HTML character escapes are unescaped in both META tags and JSON-LD blocks and invalid and non-compliant Unicode sequences in JSON-LD blocks are corrected. We also attempt to correct many common correctable JSON-LD structural errors, ranging from misplaced commas to invalid carriage return placement and rewrite the field with the corrected version (we only correct it into parseable JSON, we don't check for compliance with the Schema.org standard). This means field ordering is nondeterministic, but structural grouping like arrays and nesting are preserved. If we are unable to correct an JSON-LD block to make it parseable JSON, we discard it to ensure the dataset does not include unparseable data.

The final dataset is in UTF-8 JSON-NL format, one row per article, with the following fields:

  • date. The date and time GDELT saw the article.
  • url. The URL of the article.
  • title. The title of the article.
  • lang. The human-readable language name as returned by CLD2.
  • jsonld. An array of scalar strings, each of which contains a complete JSON-LD block from the article in the order it was seen in the page. Each block is stored as a scalar string rather than as an object because of the prevalence of invalid JSON seen on the open web. A certain percentage of JSON-LD blocks compiled each day violate JSON constraints and will yield an error when parsed by most JSON implementations. Storing as a string allows the GEMG record to be faithfully parsed in all cases and your application logic can decide what to do when parsing each individual JSON-LD block, such as using the relaxed parsing used by Google search when parsing such blocks (Google's Rich Results Test will successfully pass many JSON-LD blocks that standard JSON parsers will fail as fatally invalid). Only two changes are made to each block. The first is that all carriage returns and tabs are converted to single spaces and all runs of whitespace are collapsed to a single space. The second is that any field value that exceeds 500 characters in length is truncated to the first 500 characters and followed by "…[TRUNCATED ORIGCHARLEN=X]" where X is the total number of characters of the original field value.
  • metatags. An array of JSON objects containing the contents of all <META> tags found in the article that had both a "content" attribute and either a "name" or "itemprop" or "property" attribute. Each relevant tag is recorded as an object with the following three fields. Similar to the "jsonld" field, all values exceeding 500 characters are truncated.
    • key. The contents of the "name/itemprop/property" attribute.
    • type. Whether the tag was expressed as a "name", "itemprop" or "property" attribute.
    • value. The contents of the "contents" field.

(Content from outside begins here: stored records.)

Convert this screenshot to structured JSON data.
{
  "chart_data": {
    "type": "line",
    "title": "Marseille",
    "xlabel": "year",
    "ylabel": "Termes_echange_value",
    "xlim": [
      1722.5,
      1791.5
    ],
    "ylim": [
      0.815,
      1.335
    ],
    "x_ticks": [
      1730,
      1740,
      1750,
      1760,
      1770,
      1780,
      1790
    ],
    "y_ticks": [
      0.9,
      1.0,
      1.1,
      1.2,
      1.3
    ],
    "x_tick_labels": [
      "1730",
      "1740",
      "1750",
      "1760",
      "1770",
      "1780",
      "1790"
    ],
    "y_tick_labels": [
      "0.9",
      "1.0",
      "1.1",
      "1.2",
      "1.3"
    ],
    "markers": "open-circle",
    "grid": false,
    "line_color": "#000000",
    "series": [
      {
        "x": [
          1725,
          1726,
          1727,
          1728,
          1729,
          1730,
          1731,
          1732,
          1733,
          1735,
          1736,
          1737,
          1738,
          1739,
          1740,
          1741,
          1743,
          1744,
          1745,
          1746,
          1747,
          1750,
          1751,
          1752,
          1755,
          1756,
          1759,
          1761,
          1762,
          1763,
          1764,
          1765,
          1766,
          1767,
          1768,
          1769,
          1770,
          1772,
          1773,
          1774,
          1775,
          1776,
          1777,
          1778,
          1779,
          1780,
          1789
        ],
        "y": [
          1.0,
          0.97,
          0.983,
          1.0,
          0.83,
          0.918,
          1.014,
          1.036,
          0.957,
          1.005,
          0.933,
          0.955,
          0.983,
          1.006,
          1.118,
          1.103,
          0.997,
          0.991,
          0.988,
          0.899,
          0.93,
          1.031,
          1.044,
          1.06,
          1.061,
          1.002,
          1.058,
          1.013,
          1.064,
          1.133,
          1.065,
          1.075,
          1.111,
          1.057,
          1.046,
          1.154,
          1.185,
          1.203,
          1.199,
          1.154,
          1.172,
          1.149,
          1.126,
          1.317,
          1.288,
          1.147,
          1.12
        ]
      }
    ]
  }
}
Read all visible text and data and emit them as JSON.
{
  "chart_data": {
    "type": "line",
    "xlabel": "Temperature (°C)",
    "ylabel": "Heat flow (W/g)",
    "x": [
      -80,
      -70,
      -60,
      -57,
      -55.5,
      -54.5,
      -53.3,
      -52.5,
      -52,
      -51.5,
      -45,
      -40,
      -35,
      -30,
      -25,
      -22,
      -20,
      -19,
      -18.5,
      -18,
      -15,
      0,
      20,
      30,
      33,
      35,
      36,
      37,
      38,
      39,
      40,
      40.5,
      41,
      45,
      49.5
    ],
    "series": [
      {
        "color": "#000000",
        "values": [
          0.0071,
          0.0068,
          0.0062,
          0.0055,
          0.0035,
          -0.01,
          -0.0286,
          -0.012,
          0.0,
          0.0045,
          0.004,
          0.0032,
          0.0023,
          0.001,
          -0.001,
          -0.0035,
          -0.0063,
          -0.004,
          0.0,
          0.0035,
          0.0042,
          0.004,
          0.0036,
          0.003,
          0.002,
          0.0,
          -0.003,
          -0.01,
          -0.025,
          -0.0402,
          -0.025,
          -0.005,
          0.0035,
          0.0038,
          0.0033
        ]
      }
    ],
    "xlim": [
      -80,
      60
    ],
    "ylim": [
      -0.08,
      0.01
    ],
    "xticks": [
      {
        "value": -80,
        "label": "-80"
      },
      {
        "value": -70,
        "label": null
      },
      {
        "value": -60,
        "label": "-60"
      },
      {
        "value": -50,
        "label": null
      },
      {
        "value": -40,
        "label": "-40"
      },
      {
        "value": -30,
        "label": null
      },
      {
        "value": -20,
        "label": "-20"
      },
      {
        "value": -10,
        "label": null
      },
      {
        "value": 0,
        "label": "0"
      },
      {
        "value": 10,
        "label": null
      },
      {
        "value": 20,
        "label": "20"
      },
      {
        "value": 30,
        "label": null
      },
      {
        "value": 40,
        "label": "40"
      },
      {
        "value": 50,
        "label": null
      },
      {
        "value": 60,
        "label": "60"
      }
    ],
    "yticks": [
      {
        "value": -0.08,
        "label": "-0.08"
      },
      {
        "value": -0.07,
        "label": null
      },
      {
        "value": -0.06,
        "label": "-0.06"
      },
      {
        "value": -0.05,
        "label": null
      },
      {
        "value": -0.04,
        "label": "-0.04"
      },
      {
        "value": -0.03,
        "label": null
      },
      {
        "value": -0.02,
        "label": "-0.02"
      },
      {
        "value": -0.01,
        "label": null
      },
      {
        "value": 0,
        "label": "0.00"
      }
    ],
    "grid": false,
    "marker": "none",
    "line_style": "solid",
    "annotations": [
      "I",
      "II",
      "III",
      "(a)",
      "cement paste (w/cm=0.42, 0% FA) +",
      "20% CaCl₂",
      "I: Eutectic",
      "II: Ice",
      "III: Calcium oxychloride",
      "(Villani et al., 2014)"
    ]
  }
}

The entire dataset is available as UTF-8 JSON-NL files, one per minute in the format (date/time is in UTC):

  • http://data.gdeltproject.org/gdeltv3/gemg/YYYYMMDDHHMMSS.gemg.json.gz

The first available file is from July 16, 2018, "20180716000100" and will be updating every minute moving forward (though not all minutes will have data since GDELT 2.0 operates on a 15 minute heartbeat that yields data for several minutes after each 15 minute update). Over time we will be extending this dataset backwards historically, but for now it is from here forward.

The entire dataset is also available as a BigQuery table:

We're enormously excited about the fundamentally new kinds of explorations over the metadata of news and the journalistic semantic web.